O amor pelas letras

Na sala de aula, em Santa Luzia, na Grande BH, Julinha Maria da Silva convive com colegas de todas as idades

Mulher que dedicou toda a vida a cuidar dos outros começa, aos 80 anos, a abrir as portas do conhecimento. E já tem muitos planos para o futuro, como ser motorista de Fusquinha

Gustavo Werneck

Na carteira de identidade, o espaço reservado à assinatura do titular traz em letra azul: não assina. A situação não envergonha – pelo contrário, anima – a portadora do documento, que promete na emissão do próximo pegar a caneta com jeito e escrever certo, por linhas mais certas, o nome inteiro. No mês em que completa 80 anos, Julinha Maria da Silva, que prefere ser chamada de Índia ou Júlia, se dá um presente para abrir as portas do conhecimento, encher o coração de orgulho e iluminar o rosto de alegria. “Ainda tenho dificuldades para ler umas palavras, mas já sei escrever o meu nome todo”, diz a filha de um índio com uma baiana e nascida “no mato entre o Norte de Minas e o sertão da Bahia”. Morando sozinha numa casa modesta em Santa Luzia, na Grande BH, Júlia faz planos para o futuro e não esquece um passado que ressurge às vezes e faz brotar lágrimas amargas sob os óculos de grau. 

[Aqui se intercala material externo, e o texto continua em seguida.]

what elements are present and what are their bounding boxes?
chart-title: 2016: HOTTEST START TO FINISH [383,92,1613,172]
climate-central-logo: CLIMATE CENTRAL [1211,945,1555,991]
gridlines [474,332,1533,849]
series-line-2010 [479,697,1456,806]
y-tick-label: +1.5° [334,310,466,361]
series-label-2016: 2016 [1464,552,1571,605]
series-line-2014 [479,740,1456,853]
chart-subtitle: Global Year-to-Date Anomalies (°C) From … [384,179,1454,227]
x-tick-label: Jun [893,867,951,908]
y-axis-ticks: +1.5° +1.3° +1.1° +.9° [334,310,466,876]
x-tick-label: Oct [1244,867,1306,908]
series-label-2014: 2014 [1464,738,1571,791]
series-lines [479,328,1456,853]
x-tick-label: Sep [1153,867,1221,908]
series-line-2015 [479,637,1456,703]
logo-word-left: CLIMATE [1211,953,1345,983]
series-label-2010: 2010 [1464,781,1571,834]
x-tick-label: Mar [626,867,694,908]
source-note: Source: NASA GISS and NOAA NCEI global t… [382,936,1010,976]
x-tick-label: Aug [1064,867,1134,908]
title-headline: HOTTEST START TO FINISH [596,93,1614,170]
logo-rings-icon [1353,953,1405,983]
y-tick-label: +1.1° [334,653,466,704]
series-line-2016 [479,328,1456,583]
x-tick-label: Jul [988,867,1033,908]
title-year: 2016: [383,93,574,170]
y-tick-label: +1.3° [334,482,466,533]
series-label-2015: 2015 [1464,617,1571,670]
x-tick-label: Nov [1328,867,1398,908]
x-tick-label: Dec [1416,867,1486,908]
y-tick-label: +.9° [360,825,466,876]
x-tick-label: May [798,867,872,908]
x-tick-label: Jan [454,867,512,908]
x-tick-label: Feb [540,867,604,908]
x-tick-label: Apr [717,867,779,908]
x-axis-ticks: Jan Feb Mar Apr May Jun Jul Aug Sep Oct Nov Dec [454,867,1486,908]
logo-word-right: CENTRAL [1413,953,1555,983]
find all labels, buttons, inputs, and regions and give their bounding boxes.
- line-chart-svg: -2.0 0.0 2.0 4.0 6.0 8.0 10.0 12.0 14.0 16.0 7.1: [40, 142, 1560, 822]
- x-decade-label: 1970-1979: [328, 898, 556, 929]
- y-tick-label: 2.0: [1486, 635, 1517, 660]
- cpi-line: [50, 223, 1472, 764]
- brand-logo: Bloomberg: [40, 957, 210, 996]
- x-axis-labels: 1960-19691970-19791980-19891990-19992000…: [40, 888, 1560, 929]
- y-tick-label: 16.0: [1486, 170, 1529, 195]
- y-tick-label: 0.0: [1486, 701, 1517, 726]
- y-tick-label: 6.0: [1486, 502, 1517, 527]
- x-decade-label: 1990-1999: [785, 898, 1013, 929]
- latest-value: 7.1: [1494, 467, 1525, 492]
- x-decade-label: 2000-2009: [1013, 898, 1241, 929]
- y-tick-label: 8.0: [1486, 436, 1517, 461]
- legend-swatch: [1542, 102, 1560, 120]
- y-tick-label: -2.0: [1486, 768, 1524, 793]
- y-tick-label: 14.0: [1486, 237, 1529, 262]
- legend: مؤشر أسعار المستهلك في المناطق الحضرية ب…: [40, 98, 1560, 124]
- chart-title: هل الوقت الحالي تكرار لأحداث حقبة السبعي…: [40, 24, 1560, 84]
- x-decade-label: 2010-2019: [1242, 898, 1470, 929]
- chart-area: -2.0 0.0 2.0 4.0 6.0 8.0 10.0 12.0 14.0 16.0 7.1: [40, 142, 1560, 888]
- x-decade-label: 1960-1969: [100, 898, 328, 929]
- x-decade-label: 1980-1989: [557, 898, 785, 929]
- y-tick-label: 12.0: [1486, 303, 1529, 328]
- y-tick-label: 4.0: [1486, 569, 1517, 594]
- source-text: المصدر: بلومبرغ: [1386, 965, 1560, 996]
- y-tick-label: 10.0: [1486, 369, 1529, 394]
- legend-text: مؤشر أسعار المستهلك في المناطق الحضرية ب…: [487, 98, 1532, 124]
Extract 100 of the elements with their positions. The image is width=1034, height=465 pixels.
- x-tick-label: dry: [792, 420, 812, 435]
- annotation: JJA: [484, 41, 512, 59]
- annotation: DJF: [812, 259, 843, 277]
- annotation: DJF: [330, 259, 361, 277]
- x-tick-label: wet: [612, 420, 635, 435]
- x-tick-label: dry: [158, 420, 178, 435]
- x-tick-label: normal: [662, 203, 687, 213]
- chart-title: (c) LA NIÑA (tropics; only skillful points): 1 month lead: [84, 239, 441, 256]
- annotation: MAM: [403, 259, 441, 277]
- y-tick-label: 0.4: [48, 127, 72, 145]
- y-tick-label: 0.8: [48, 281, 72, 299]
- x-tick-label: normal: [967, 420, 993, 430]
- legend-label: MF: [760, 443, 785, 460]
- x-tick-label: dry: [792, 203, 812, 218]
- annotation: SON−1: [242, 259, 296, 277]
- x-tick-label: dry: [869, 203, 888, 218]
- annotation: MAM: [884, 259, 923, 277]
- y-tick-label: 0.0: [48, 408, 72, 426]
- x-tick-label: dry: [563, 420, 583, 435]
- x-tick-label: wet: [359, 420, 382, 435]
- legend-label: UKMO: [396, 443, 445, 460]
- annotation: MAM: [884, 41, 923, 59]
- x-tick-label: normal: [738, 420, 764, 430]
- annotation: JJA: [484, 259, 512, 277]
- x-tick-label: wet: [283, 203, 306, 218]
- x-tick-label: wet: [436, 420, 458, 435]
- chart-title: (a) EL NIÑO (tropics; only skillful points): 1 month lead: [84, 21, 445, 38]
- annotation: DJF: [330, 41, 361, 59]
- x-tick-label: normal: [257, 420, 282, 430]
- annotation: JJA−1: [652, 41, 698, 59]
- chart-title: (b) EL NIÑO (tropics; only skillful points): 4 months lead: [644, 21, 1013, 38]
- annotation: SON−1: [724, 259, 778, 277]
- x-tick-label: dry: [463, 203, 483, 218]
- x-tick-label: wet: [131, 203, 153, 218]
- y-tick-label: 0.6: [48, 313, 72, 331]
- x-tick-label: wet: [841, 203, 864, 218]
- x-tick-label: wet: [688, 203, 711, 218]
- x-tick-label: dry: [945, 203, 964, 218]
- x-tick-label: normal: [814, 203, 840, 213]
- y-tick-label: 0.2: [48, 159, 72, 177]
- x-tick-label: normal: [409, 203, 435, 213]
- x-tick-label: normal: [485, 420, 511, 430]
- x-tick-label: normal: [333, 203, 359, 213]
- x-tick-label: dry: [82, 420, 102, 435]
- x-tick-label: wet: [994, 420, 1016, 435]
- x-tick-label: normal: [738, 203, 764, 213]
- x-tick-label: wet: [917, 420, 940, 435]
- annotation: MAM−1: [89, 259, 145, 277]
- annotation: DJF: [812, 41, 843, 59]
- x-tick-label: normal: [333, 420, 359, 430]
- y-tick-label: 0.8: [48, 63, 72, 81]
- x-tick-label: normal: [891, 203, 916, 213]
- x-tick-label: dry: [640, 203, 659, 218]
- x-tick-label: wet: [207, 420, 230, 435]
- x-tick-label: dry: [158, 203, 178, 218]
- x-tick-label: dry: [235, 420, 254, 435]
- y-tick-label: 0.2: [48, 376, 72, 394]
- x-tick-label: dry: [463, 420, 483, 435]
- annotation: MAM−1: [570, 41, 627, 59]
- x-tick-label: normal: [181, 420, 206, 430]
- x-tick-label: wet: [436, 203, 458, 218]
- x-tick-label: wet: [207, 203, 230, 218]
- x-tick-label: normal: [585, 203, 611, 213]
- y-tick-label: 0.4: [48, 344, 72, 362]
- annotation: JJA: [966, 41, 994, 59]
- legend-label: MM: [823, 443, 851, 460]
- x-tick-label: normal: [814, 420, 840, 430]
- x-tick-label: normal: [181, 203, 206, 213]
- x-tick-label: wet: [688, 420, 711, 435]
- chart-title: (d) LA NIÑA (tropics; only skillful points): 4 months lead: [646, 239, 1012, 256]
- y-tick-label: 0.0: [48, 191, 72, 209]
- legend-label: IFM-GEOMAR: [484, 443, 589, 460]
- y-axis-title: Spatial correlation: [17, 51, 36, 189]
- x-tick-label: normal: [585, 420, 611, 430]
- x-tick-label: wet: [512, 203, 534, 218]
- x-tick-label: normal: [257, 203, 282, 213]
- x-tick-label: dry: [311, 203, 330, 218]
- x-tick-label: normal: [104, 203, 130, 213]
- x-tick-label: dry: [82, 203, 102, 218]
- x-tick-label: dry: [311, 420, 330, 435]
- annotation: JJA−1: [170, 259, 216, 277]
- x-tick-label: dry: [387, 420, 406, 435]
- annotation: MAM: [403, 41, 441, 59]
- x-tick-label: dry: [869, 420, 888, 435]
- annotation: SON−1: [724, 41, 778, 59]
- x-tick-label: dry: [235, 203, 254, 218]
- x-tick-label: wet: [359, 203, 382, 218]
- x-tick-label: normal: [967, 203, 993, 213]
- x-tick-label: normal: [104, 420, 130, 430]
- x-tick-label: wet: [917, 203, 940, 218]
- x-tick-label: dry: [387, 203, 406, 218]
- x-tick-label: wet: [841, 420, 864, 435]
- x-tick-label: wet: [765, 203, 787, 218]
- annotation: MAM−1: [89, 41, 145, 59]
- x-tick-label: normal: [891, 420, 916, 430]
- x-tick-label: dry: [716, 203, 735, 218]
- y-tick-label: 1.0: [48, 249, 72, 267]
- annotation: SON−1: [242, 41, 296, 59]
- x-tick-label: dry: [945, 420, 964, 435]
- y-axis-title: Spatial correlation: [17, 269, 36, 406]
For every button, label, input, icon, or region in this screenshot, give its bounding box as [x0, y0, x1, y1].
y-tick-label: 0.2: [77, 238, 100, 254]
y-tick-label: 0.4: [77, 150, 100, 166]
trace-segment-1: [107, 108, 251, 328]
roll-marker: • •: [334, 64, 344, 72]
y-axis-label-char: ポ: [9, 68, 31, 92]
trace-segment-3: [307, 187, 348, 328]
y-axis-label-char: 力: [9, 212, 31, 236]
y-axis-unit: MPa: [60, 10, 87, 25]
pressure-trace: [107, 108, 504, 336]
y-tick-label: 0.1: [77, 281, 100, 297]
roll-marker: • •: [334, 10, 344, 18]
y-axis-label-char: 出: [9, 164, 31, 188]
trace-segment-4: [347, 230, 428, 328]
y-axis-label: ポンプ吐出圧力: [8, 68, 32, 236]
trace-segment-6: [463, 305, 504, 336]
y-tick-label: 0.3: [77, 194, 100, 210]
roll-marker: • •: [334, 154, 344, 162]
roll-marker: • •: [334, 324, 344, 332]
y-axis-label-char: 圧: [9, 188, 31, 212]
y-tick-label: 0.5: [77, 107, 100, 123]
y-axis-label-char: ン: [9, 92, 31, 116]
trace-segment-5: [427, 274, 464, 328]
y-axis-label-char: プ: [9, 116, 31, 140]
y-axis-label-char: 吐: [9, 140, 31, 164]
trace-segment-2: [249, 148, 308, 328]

Todos as manhãs, menos nas de domingos, faça chuva ou sol, Júlia pega o ônibus no Bairro Bonanza e vai para a escola, no Centro, onde tem colegas de todas as idades. “Gosto de estudar e nunca tive oportunidade de aprender a ler e a escrever. Minha mãe não permitia que fosse à aula, então fiquei analfabeta a vida inteira”, conta a senhora de porte miúdo e boa memória, que presta atenção nas explicações da professora Marley Aparecida Carvalho. “Há uns 10 anos me matriculei numa escola, mas cuidava de menino doente necessitado de ajuda. Eram tantas idas aos hospital que quase não sobrava tempo para outra atividade”, revela a mãe de quatro filhos, que adotou mais quatro e agora abraça as letras com o mesmo amor.

Os primeiros anos não foram nada fáceis para Índia, que completou oito décadas no dia 2: “Nasci perto de um cupim, você conhece?, rodeado de pés de alfavaca, alecrim e goiaba. Minha mãe, Luísa, me enrolou na anágua e quis me jogar no rio. Essa foi a primeira vez, entre tantas, que tentou me matar.” O objetivo de Luísa não vingou, pois a menina chorou no exato momento em que chegavam ao local, para cortar lenha, umas amigas dela. “Meu pai, Júlio Francisco da Silva, capinava ali perto e foi chamado. Viu quando chorei pela segunda vez. Fui salva, mas na outra tentativa minha mãe me colocou dentro de um balaio com rapadura e me levou de volta ao cupim, para as formigas me devorarem. Até amarrou a minha mãozinha na boca, para ninguém ouvir o meu choro”, conta enxugando as lágrimas.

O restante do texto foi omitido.